«La position de la Suisse va sûrement miner les relations sino-helvétiques.» Voilà comment la Chine a réagi jeudi, par la voix du porte-parole du Ministère des affaires étrangères, à la décision du Conseil fédéral d’accueillir deux Ouïgours de Guantanamo à titre humanitaire. Elle va jusqu’à demander à Berne de revenir sur sa décision. Ma Zhaoxu a tenu ces propos lors d’un point presse à Pékin sans pour autant évoquer de sanctions précises. Le choix du Conseil fédéral va-t-il peser sur les négociations en vue d’un accord de libre-échange entre les deux pays? Rien ne permet pour l’instant de l’affirmer.

Ralentir, voire geler, le dossier? «Tout cela relève de la pure spéculation! On ne sait pas pour le moment quel est le degré d’importance accordé par les autorités centrales chinoises à ce dossier. Il est trop tôt pour connaître leurs réactions», réagit Gérald Béroud. Le responsable du site SinOptic (Services et études du monde chinois) rappelle par ailleurs que les relations avec la Chine ne s’arrêtent pas aux liens économiques. «Elles vont du dialogue dans le domaine des droits de l’homme initié en 1991 à la formation des fonctionnaires supérieurs chinois, des collaborations en matière de développement durable, d’environnement urbain, à une foule de partenariats et d’échanges, tant du public que du privé, venant de grandes organisations ou d’individus. Toutes ces collaborations et contacts pourraient être mis sur la sellette», ajoute-t-il.
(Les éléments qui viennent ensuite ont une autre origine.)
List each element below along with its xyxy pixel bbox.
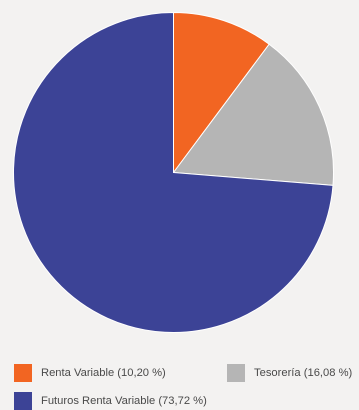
legend-item-tesoreria: Tesorería (16,08 %) [227,364,352,382]
legend-label-renta-variable: Renta Variable (10,20 %) [41,367,166,379]
legend-swatch-futuros-renta-variable [14,392,32,410]
legend-swatch-renta-variable [14,364,32,382]
legend-label-futuros-renta-variable: Futuros Renta Variable (73,72 %) [41,395,207,407]
pie-slice-tesorer-a [172,43,334,186]
chart-legend: Renta Variable (10,20 %) Tesorería (16,0… [0,360,359,410]
legend-item-renta-variable: Renta Variable (10,20 %) [14,364,166,382]
pie-plot-area [13,11,334,333]
legend-item-futuros-renta-variable: Futuros Renta Variable (73,72 %) [14,392,207,410]
legend-swatch-tesoreria [227,364,245,382]
pie-slice-renta-variable [173,11,270,175]
legend-label-tesoreria: Tesorería (16,08 %) [254,367,353,379]
pie-slice-futuros-renta-variable [13,11,334,333]
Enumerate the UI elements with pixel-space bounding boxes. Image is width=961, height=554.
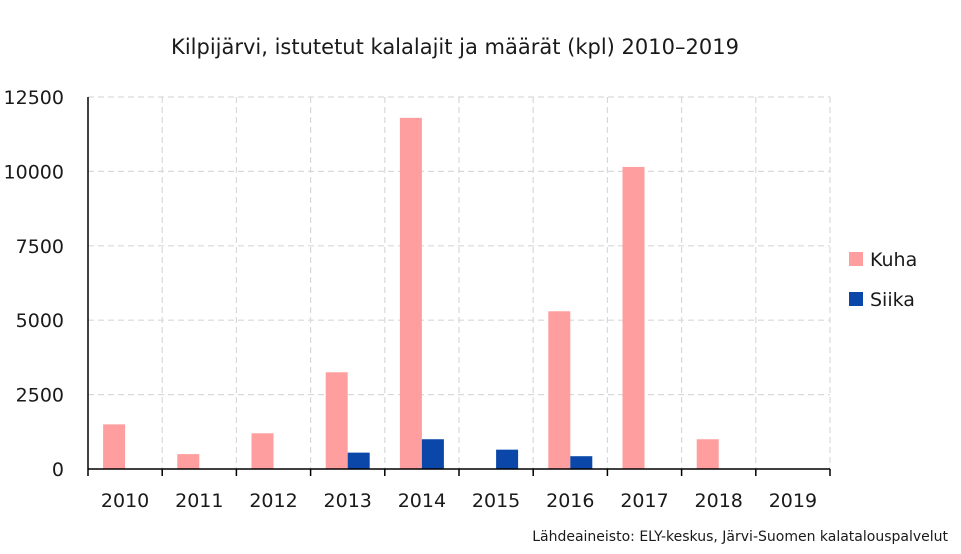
y-tick-label: 5000 (16, 310, 64, 332)
x-tick-label: 2017 (620, 490, 668, 512)
x-tick-label: 2014 (398, 490, 446, 512)
legend-label-siika: Siika (870, 289, 915, 311)
bar-kuha-2017 (622, 166, 645, 469)
bar-kuha-2014 (399, 117, 422, 469)
bar-siika-2016 (570, 456, 593, 469)
x-tick-label: 2018 (695, 490, 743, 512)
grid (88, 96, 831, 469)
x-tick-label: 2016 (546, 490, 594, 512)
bar-kuha-2011 (177, 454, 200, 469)
source-note: Lähdeaineisto: ELY-keskus, Järvi-Suomen … (532, 529, 948, 545)
y-axis-ticks: 0 2500 5000 7500 10000 12500 (4, 87, 64, 481)
y-tick-label: 7500 (16, 236, 64, 258)
legend-swatch-siika (849, 292, 863, 306)
bar-siika-2015 (496, 449, 519, 469)
y-tick-label: 2500 (16, 385, 64, 407)
bar-kuha-2016 (548, 311, 571, 469)
x-tick-label: 2010 (101, 490, 149, 512)
x-tick-label: 2013 (324, 490, 372, 512)
bar-siika-2014 (421, 439, 444, 469)
bar-kuha-2010 (103, 424, 126, 469)
bar-siika-2013 (347, 452, 370, 469)
y-tick-label: 0 (52, 459, 64, 481)
bar-kuha-2012 (251, 433, 274, 469)
y-tick-label: 10000 (4, 161, 64, 183)
bar-kuha-2013 (325, 372, 348, 469)
y-tick-label: 12500 (4, 87, 64, 109)
legend-swatch-kuha (849, 252, 863, 266)
x-tick-label: 2011 (175, 490, 223, 512)
bar-kuha-2018 (696, 439, 719, 469)
x-tick-label: 2015 (472, 490, 520, 512)
legend-label-kuha: Kuha (870, 249, 917, 271)
axes (87, 97, 831, 476)
bars (103, 117, 719, 469)
x-tick-label: 2019 (769, 490, 817, 512)
x-tick-label: 2012 (249, 490, 297, 512)
chart-title: Kilpijärvi, istutetut kalalajit ja määrä… (171, 35, 739, 59)
legend: Kuha Siika (849, 249, 917, 311)
x-axis-ticks: 2010 2011 2012 2013 2014 2015 2016 2017 2018 2019 (101, 490, 817, 512)
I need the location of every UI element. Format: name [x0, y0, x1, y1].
Conscient qu’il allait devoir affronter la colère chinoise, Berne a pris les devants jeudi matin. Il a dépêché son ambassadeur en Chine, Blaise Godet, au Ministère des affaires étrangères pour expliquer la décision suisse avant même qu’il soit convoqué. Le 18 décembre, l’ambassadeur de Suisse en Chine avait réagi par le biais d’une lettre lorsque le canton du Jura avait fait savoir qu’il était prêt à accueillir les deux frères appartenant à la minorité musulmane du pays. Pékin avait déjà manifesté son opposition lors d’une première réunion du groupe de travail sur l’accord de libre-échange.

Se contenter de l’Ouzbek

Bahtiyar et Arkin Mahnut sont retenus depuis huit ans à Guantanamo sans avoir été accusés ni condamnés. Les Américains ont reconnu en 2003 déjà les avoir arrêtés de manière arbitraire. Mais, pour Pékin, les sept Ouïgours encore détenus dans la base américaine à Cuba sont des terroristes et doivent être rapatriés en Chine. «Ces suspects ouïgours étaient membres de l’organisation terroriste du Mouvement islamique du Turkestan oriental», a déclaré Ma Zhaoxu jeudi. «Ils figurent sur une liste onusienne. En tant que membre de l’ONU, la Suisse doit assumer ses responsabilités.» Mercredi, Eveline Widmer-Schlumpf a au contraire insisté sur le fait que ni les informations fournies par les Américains ni celles recueillies par les experts suisses ne permettaient de penser qu’ils ont le moindre lien avec une organisation dangereuse.

Dans une interview au Tages-Anzeiger, Uli Sigg, ancien ambassadeur de Suisse en Chine et grand connaisseur du pays, n’hésite pas à critiquer la décision du Conseil fédéral. Il laisse entendre que l’accueil des Ouïgours est inutile, la Suisse n’ayant rien à espérer des Etats-Unis. La Suisse a par ailleurs déjà tenu ses engagements en accueillant un Ouzbek retenu de façon arbitraire à Guantanamo, rappelle-t-il. Fâcher la Chine avec cette nouvelle décision, même si les conséquences ne seront pas forcément importantes, aurait donc pu être évité. «Il y a vraiment d’autres moyens de prouver ses engagements humanitaires», dénonce Uli Sigg.